21 Historical Figures Who Were Super Attractive in their Prime

Martha Stewart - Model

13. Frederick Douglass

Frederick Douglass. Metaweb.

Frederick Douglass is a truly legendary person. Born into slavery in Maryland in 1818, Douglass managed to teach himself to read in secret while still a slave, believing that literacy was the path to freedom. With the aid of a free black woman with whom he’d fallen in love, Douglass escaped slavery in 1838. He married Anna Murray, who helped him reach freedom, only 11 days after he reached her home in New York.

Despite being a self-taught reader, Douglass published the famous autobiography Narrative of the Life of Frederick Douglass, an American Slave, an abolitionist work so eloquent that many scholars of the era argued that a black man would have been incapable of writing it. He went on to write further abolitionist works My Bondage and My Freedom and Life and Times of Frederick Douglass.

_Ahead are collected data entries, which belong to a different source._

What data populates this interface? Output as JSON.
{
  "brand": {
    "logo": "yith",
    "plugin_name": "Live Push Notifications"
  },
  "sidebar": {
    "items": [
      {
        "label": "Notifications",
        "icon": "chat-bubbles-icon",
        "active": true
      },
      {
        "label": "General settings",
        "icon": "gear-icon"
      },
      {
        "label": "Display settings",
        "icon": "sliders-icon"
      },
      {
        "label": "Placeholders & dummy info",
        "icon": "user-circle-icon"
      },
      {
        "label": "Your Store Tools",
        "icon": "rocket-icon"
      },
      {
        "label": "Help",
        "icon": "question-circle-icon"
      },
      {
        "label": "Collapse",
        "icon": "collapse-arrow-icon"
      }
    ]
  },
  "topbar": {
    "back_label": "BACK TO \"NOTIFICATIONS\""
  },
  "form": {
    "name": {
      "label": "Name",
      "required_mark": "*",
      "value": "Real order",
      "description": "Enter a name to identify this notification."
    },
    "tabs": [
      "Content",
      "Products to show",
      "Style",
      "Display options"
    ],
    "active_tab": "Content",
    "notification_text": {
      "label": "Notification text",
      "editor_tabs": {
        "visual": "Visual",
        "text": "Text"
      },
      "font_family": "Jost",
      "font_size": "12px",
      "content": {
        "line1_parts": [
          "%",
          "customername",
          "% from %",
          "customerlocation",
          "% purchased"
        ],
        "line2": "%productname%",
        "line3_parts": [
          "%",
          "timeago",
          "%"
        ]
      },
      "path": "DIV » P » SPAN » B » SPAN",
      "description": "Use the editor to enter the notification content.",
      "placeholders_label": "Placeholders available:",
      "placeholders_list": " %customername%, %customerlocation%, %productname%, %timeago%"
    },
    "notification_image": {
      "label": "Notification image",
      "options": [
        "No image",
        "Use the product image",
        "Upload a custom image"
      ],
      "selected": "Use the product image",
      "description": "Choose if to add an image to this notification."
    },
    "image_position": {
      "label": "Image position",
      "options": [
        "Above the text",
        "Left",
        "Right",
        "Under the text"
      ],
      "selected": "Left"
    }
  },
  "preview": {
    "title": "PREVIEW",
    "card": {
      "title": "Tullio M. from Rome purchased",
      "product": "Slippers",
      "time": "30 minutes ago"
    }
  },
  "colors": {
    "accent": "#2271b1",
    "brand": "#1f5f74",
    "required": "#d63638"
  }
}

In addition to fighting for the abolition of slavery and equal rights of black Americans, Douglass also fought for women’s suffrage. He was the only black person to attend the Seneca Falls Convention on women’s rights in 1848, at which Elizabeth Cady Stanton asked for a resolution in favor of suffrage. Douglass spoke eloquently in support and helped secure the resolution’s passage. While Douglass indeed was handsome, it hardly bears mentioning next to the towering weight of his accomplishments.